Monday, August 17, 2009

31st Anniversary - Balloon Crossing of Atlantic Ocean

On August 17, 1978, three Americans - Maxie Anderson (44), Ben Abruzzo (48), and Larry Newman (31), all of Albuquerque, NM became the first people to complete a transatlantic trip in a balloon. Starting from Presque Isle, ME, on August 11, they traveled some 3,200 miles in 137 hour, 18 minutes, landing in Miserey, France (about 60 miles west of Paris) in their craft, named the Double Eagle II.
-The Teacher's Calendar, 2008-2009

I didn't find any books specifically targeted toward these three individuals or the particular flight mentioned... however, that being said, I did find some interesting books relating to hot air balloons. Unfortunately, only one of them actually arrived at the library in time for this review, but I'm going to pass along links for the others!

Van Leeuwen, Jean.
The Amazing Air Balloon.
Phyllis Fogelman Books.
Guided Reading Level: M

Summary from Barnes & Noble:

Long before the Wright brothers made their famous flight, a young boy from Baltimore became the first person ever to travel by air-in a hot-air balloon. One of the most exciting ways to fly, the air balloon was invented in 1783, although it would take another ten years before a balloon was built that was ready to carry human passengers. Aviation aficionados and indeed all readers will be fascinated by this time before airplanes when an ordinary boy experienced what seemed like an impossible dream-to fly.

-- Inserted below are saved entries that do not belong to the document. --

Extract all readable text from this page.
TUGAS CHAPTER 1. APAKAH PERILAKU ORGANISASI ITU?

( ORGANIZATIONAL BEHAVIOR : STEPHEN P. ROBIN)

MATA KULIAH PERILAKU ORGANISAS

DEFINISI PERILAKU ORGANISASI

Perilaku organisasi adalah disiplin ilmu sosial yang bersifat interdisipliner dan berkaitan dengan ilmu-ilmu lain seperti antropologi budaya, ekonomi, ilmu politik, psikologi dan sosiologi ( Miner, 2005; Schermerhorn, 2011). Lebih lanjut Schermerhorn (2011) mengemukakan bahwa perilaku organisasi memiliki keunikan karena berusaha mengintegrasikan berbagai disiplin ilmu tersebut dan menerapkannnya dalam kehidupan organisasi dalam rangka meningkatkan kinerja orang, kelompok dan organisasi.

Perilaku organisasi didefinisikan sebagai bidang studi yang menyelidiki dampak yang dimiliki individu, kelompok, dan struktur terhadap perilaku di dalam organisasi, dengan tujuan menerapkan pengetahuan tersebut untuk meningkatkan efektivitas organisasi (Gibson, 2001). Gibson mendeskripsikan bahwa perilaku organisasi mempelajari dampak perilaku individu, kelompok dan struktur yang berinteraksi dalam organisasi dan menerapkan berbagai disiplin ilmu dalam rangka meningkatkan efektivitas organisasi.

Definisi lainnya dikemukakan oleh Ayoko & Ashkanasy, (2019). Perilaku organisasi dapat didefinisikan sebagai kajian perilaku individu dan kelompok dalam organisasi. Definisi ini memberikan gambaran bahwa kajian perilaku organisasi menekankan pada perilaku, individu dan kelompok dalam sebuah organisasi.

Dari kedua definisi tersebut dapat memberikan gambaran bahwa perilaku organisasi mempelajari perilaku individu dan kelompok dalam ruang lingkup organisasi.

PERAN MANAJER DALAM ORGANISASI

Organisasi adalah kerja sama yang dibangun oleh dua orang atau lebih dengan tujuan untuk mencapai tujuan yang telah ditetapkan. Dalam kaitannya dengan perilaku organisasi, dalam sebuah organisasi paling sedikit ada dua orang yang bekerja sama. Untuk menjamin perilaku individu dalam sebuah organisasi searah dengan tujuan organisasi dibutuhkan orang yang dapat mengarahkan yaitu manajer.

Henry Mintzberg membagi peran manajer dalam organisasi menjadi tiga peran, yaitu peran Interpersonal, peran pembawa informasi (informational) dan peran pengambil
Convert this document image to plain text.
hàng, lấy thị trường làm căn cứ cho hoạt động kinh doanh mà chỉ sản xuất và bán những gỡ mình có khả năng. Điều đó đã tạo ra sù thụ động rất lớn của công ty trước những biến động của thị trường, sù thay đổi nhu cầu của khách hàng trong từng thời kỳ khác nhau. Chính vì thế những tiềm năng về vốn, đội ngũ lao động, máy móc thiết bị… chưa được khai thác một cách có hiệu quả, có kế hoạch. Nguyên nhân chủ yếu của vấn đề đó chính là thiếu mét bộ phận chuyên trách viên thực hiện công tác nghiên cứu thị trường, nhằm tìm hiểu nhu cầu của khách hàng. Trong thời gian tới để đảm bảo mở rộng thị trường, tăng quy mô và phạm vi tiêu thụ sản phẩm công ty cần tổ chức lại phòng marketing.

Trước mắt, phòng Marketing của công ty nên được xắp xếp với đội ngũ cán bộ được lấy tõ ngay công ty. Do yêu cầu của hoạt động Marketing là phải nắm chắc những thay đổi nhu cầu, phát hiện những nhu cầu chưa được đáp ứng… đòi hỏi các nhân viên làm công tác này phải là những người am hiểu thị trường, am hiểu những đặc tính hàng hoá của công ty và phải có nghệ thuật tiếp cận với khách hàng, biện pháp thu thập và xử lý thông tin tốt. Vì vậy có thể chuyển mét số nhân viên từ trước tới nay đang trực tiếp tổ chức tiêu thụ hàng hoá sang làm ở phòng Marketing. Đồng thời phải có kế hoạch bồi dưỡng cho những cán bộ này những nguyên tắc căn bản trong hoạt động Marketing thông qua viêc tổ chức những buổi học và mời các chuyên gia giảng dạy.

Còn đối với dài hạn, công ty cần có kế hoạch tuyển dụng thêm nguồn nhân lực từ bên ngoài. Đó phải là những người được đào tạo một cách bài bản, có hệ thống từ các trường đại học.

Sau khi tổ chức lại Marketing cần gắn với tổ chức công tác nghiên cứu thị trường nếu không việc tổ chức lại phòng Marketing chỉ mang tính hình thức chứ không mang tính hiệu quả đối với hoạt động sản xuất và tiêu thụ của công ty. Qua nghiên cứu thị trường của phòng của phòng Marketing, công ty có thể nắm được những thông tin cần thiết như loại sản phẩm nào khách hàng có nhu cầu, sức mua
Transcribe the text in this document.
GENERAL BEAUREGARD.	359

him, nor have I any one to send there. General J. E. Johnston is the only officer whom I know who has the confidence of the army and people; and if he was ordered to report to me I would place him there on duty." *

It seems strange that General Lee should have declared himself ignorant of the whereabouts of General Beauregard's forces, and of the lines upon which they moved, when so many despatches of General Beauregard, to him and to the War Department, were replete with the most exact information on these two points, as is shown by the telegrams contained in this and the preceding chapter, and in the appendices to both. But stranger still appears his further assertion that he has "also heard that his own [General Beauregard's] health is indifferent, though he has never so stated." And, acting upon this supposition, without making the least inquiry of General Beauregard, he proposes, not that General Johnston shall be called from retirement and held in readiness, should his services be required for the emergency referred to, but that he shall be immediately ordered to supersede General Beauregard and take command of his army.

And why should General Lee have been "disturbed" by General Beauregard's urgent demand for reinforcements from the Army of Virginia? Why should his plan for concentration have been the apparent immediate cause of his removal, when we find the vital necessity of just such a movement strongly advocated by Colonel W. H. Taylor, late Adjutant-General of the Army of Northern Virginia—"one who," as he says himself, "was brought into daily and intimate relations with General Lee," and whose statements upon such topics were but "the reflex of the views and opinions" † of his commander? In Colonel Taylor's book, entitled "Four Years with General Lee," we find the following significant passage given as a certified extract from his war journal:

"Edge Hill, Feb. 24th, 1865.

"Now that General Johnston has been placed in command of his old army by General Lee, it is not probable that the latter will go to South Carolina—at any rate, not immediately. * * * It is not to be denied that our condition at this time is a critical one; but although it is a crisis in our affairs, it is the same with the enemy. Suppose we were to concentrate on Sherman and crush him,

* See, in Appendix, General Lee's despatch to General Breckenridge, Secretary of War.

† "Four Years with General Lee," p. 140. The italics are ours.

This book was a really interesting read for a couple of different reasons!
  • I was glad to see an orphan depicted as the main character in the story who overcomes the oddities and is able to come out on top - being the one to take flight in the air balloon! You don't typically see orphans mentioned in children's literature and it would make for an interesting conversation with middle-grade readers to enable them to see how different the life of an orphan might be from their own!
  • The book also would be a great read for children who are interested in hot air balloons - obviously the balloons used in the late 70's were different than todays... children might enjoy discussing the differences and advancements that have been made over time.